Estoy buscando una solución de trabajo para exactamente el mismo problema. El mejor que he encontrado es el Nulo sin restricciones Bootstrap introducido por Foulkes Andrea en su libro Estadística Aplicada Genética con R(2009). Contrariamente a todas montón de otros artículos y libros que él considera específicamente las regresiones. Además de otros métodos que asesora a la Nula sin restricciones de Bootstrap, que es adecuado donde no se puede fácilmente calcular los residuos (como en mi caso, donde I modelo de muchos independiente regresiones (básicamente correlaciones simples), cada uno con la misma variable de respuesta y diferentes snip). He encontrado que este método es también llamado el maxT método.
> attach(fms)
> Actn3Bin <- > data.frame(actn3_r577x!="TT",actn3_rs540874!="AA",actn3_rs1815739!="TT",actn3_1671064!="GG")
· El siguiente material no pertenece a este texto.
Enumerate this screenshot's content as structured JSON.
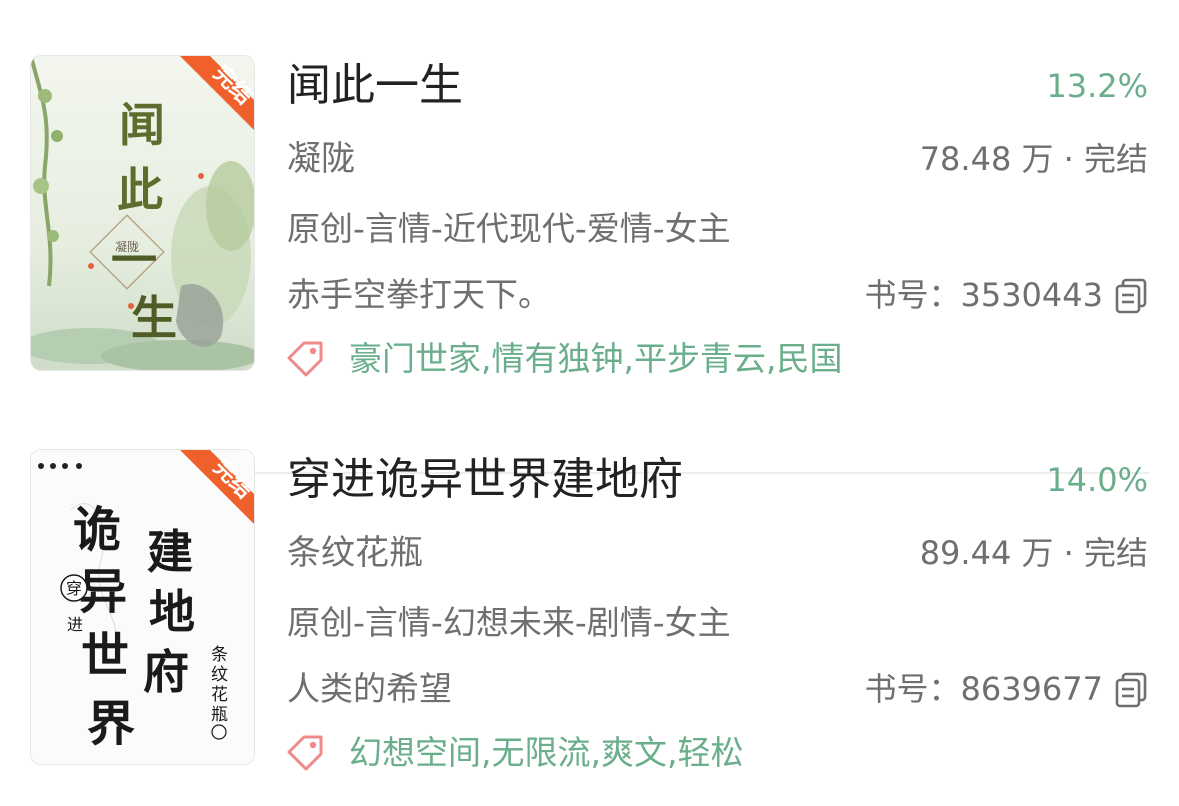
{
  "books": [
    {
      "cover_badge": "完结",
      "cover_title": "闻此一生",
      "cover_author": "凝陇",
      "title": "闻此一生",
      "percent": "13.2%",
      "author": "凝陇",
      "stats": "78.48 万 · 完结",
      "category": "原创-言情-近代现代-爱情-女主",
      "intro": "赤手空拳打天下。",
      "book_id": "书号：3530443",
      "tags": "豪门世家,情有独钟,平步青云,民国"
    },
    {
      "cover_badge": "完结",
      "cover_title": "诡异世界建地府",
      "cover_subtitle": "穿进",
      "cover_author": "条纹花瓶",
      "title": "穿进诡异世界建地府",
      "percent": "14.0%",
      "author": "条纹花瓶",
      "stats": "89.44 万 · 完结",
      "category": "原创-言情-幻想未来-剧情-女主",
      "intro": "人类的希望",
      "book_id": "书号：8639677",
      "tags": "幻想空间,无限流,爽文,轻松"
    }
  ],
  "colors": {
    "accent_green": "#6aae8c",
    "badge_orange": "#f0602a",
    "tag_icon_red": "#f08a8a",
    "text_primary": "#222222",
    "text_secondary": "#6f6f6f"
  },
  "icons": {
    "copy": "copy-icon",
    "tag": "tag-icon"
  }
}
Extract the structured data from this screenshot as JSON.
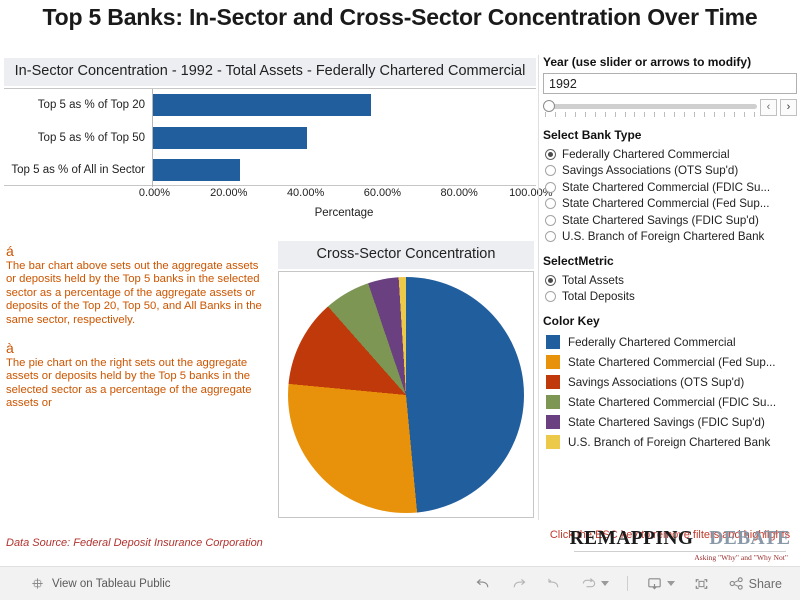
{
  "dashboard": {
    "title": "Top 5 Banks: In-Sector and Cross-Sector Concentration Over Time",
    "data_source": "Data Source: Federal Deposit Insurance Corporation"
  },
  "bar_panel": {
    "caption": "In-Sector Concentration - 1992 - Total Assets - Federally Chartered Commercial"
  },
  "pie_panel": {
    "caption": "Cross-Sector Concentration"
  },
  "notes": [
    {
      "bullet": "á",
      "text": "The bar chart above sets out the aggregate assets or deposits held by the Top 5 banks in the selected sector as a percentage of the aggregate assets or deposits of the Top 20, Top 50, and All Banks in the same sector, respectively."
    },
    {
      "bullet": "à",
      "text": "The pie chart on the right sets out the aggregate assets or deposits held by the Top 5 banks in the selected sector as a percentage of the aggregate assets or"
    }
  ],
  "controls": {
    "year": {
      "heading": "Year (use slider or arrows to modify)",
      "value": "1992",
      "prev_label": "‹",
      "next_label": "›"
    },
    "bank_type": {
      "heading": "Select Bank Type",
      "selected": "Federally Chartered Commercial",
      "options": [
        "Federally Chartered Commercial",
        "Savings Associations (OTS Sup'd)",
        "State Chartered Commercial (FDIC Su...",
        "State Chartered Commercial (Fed Sup...",
        "State Chartered Savings (FDIC Sup'd)",
        "U.S. Branch of Foreign Chartered Bank"
      ]
    },
    "metric": {
      "heading": "SelectMetric",
      "selected": "Total Assets",
      "options": [
        "Total Assets",
        "Total Deposits"
      ]
    },
    "color_key": {
      "heading": "Color Key",
      "items": [
        {
          "label": "Federally Chartered Commercial",
          "color": "#215e9e"
        },
        {
          "label": "State Chartered Commercial (Fed Sup...",
          "color": "#e8920c"
        },
        {
          "label": "Savings Associations (OTS Sup'd)",
          "color": "#c0390a"
        },
        {
          "label": "State Chartered Commercial (FDIC Su...",
          "color": "#7d9653"
        },
        {
          "label": "State Chartered Savings (FDIC Sup'd)",
          "color": "#6a4080"
        },
        {
          "label": "U.S. Branch of Foreign Chartered Bank",
          "color": "#edc94a"
        }
      ]
    },
    "esc_note": "Click the ESC key to remove filters and highlights"
  },
  "logo": {
    "word_one": "REMAPPING",
    "word_two": "DEBATE",
    "tagline": "Asking \"Why\" and \"Why Not\""
  },
  "toolbar": {
    "view_label": "View on Tableau Public",
    "share_label": "Share",
    "icons": [
      "tableau-icon",
      "undo-icon",
      "redo-icon",
      "revert-icon",
      "refresh-icon",
      "pause-caret-icon",
      "download-icon",
      "fullscreen-icon",
      "share-icon"
    ]
  },
  "chart_data": [
    {
      "type": "bar",
      "orientation": "horizontal",
      "title": "In-Sector Concentration - 1992 - Total Assets - Federally Chartered Commercial",
      "categories": [
        "Top 5 as % of Top 20",
        "Top 5 as % of Top 50",
        "Top 5 as % of All in Sector"
      ],
      "values": [
        56.8,
        40.3,
        22.6
      ],
      "xlabel": "Percentage",
      "ylabel": "",
      "xlim": [
        0,
        100
      ],
      "xticks": [
        "0.00%",
        "20.00%",
        "40.00%",
        "60.00%",
        "80.00%",
        "100.00%"
      ],
      "xtick_values": [
        0,
        20,
        40,
        60,
        80,
        100
      ],
      "grid": false,
      "legend": "none",
      "bar_color": "#215e9e"
    },
    {
      "type": "pie",
      "title": "Cross-Sector Concentration",
      "start_angle_deg": 0,
      "direction": "clockwise",
      "labels": [
        "Federally Chartered Commercial",
        "State Chartered Commercial (Fed Sup...",
        "Savings Associations (OTS Sup'd)",
        "State Chartered Commercial (FDIC Su...",
        "State Chartered Savings (FDIC Sup'd)",
        "U.S. Branch of Foreign Chartered Bank"
      ],
      "values": [
        48.5,
        28.0,
        12.0,
        6.3,
        4.2,
        1.0
      ],
      "colors": [
        "#215e9e",
        "#e8920c",
        "#c0390a",
        "#7d9653",
        "#6a4080",
        "#edc94a"
      ],
      "legend": "right",
      "ordering": "clockwise from 12 o'clock: blue, orange, dark-red, green, purple, yellow"
    }
  ]
}
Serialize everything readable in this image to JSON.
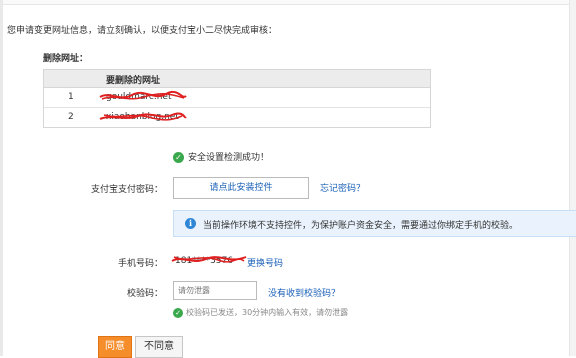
{
  "intro_text": "您申请变更网址信息，请立刻确认，以便支付宝小二尽快完成审核：",
  "section_title": "删除网址：",
  "table": {
    "header": "要删除的网址",
    "rows": [
      {
        "index": "1",
        "url": "gouldmarc.net"
      },
      {
        "index": "2",
        "url": "xiaohanblog.net"
      }
    ]
  },
  "success_message": "安全设置检测成功！",
  "form": {
    "password_label": "支付宝支付密码：",
    "password_control_text": "请点此安装控件",
    "forgot_password_link": "忘记密码？",
    "notice_text": "当前操作环境不支持控件，为保护账户资金安全，需要通过你绑定手机的校验。",
    "phone_label": "手机号码：",
    "phone_value": "181****3576",
    "change_phone_link": "更换号码",
    "code_label": "校验码：",
    "code_placeholder": "请勿泄露",
    "no_code_link": "没有收到校验码？",
    "code_hint": "校验码已发送，30分钟内输入有效，请勿泄露"
  },
  "buttons": {
    "agree": "同意",
    "disagree": "不同意"
  },
  "colors": {
    "link": "#1a60b8",
    "success": "#3aa84c",
    "primary_button": "#f58d2b",
    "notice_bg": "#eaf3fd",
    "redaction": "#e02020"
  },
  "icons": {
    "success": "check-circle-icon",
    "info": "info-circle-icon"
  }
}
> Mod <- summary(lm(NDRM.CH~.,data=Actn3Bin))
> CoefObs <- as.vector(Mod$coefficients[-1,1])
> B <-1000
> TestStatBoot <- matrix(nrow=B,ncol=NSnps)
> for (i in 1:B){
+ SampID <- sample(1:Nobs,size=Nobs, replace=T)
+ Ynew <- NDRM.CH[!MissDat][SampID]
+ Xnew <- Actn3BinC[SampID,]
+ CoefBoot <- summary(lm(Ynew~.,data=Xnew))$coefficients[-1,1]
+ SEBoot <- summary(lm(Ynew~.,data=Xnew))$coefficients[-1,2]
+ if (length(CoefBoot)==length(CoefObs)){
+ TestStatBoot[i,] <- (CoefBoot-CoefObs)/SEBoot
+ }
+ }
Una vez que tenemos todos los TestStatBoot
de la matriz (en filas hemos replicaciones bootstrap, y en las columnas tenemos bootstrap $\hat{\vec{T}^*}$ estadística) se encuentra que para los cuales $T_{\text{crit.}}$ observamos exactamente $\alpha=0.05$ por ciento de los más importantes de $\hat{\vec{T}^*}$ estadística (más significativas significa que con mayor valor absoluto de $T_{\text{crit.}}$).
Nos informan de $i$-ésimo componente del modelo significativo, si su $\hat{\vec{T}_i} > T_{\text{crit.}}$
El último paso que se puede lograr con este código
p.value<-0.05 # The target alpha threshold
digits<-1000000
library(gtools) # for binsearch
pValueFun<-function(cj)
{
mean(apply(abs(TestStatBoot)>cj/digits,1,sum)>=1,na.rm=T)
}
ans<-binsearch(pValueFun,c(0.5*digits,100*digits),target=p.value)
p.level<-(1-pnorm(q=ans$where[[1]]/digits))*2 #two-sided.